1.1     Background of the Study

Advances in ICT today has made data more voluminous and multifarious and its being transferred at high speed (Sergio, 2015). Applications in cloud like Yahoo weather, Facebook photo gallery and Google search index is changing the IT landscape in a profound way (Stone et al., 2008; Barroso et al., 2003). Reasons for these trends include scientific organizations solving big problems related to high performance computing workloads, diverse public services being digitized and new resources used. Mobile devices, global positioning systems, sensors, social media, medical imaging, financial transaction logs and lots of them are all sources of massive data generating large sets of complex data (Sergio, 2015). These applications are evolving to be data- intensive which processes very large volumes of data hence, require dynamically scalable, virtualized resources to handle them.

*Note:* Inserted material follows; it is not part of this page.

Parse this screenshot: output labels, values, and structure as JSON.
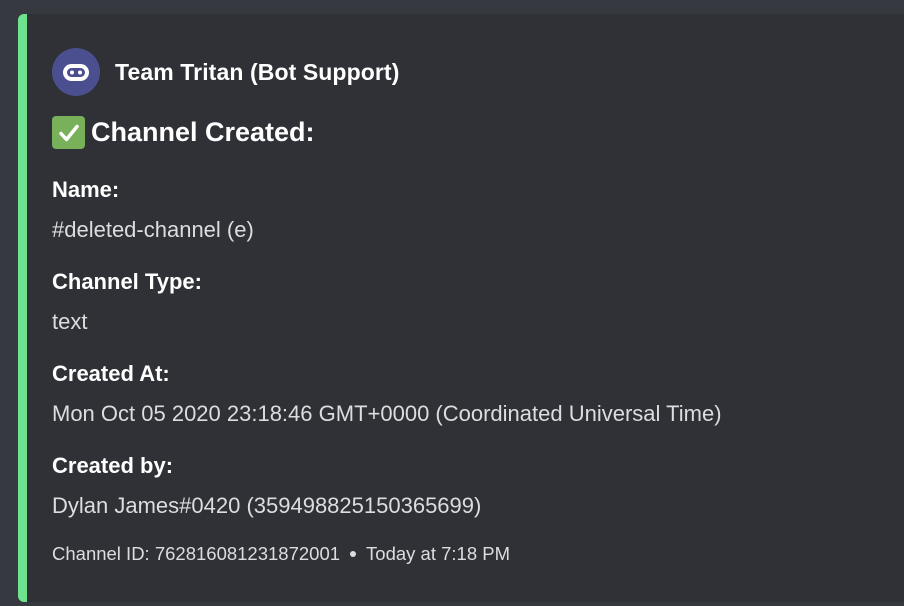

Large firms like Google, Amazon, IBM, Microsoft and Apple are processing vast amount of data (Dominique, 2015). International Data Corporation (IDC) survey in 2011 estimated the total world wide data size which they called digital data universe at

1.8 zegabytes (ZB) (Dominique, 2015). IBM observed that about 2.5 quintillion bytes of data is created each day and about 90% of data in the world was created in the last two year (IBM, 2012). This is obviously large. An analysis given by Douglas (2012) showed that data generated from the earliest starting point until 2003 represented close to 5exabytes and rose to 2.7zettabytes as at 2012 (Douglas, 2012). Type of data that has rapid increase is the unstructured data (Nawsher et al., 2014). This is because, these data are characterized by human information such as high-definition videos, scientific simulations, financial transactions, seismic images, geospatial maps, tweets, call-centre conversations, mobile calls, climatology and weather records (Douglas, 2012). Computer world submit that unstructured information account for more than 70% of all data in an organization (Holzinger et al., 2013). Most of these data are not modelled, they are random and very difficult to analyse (Nawsher et al., 2014).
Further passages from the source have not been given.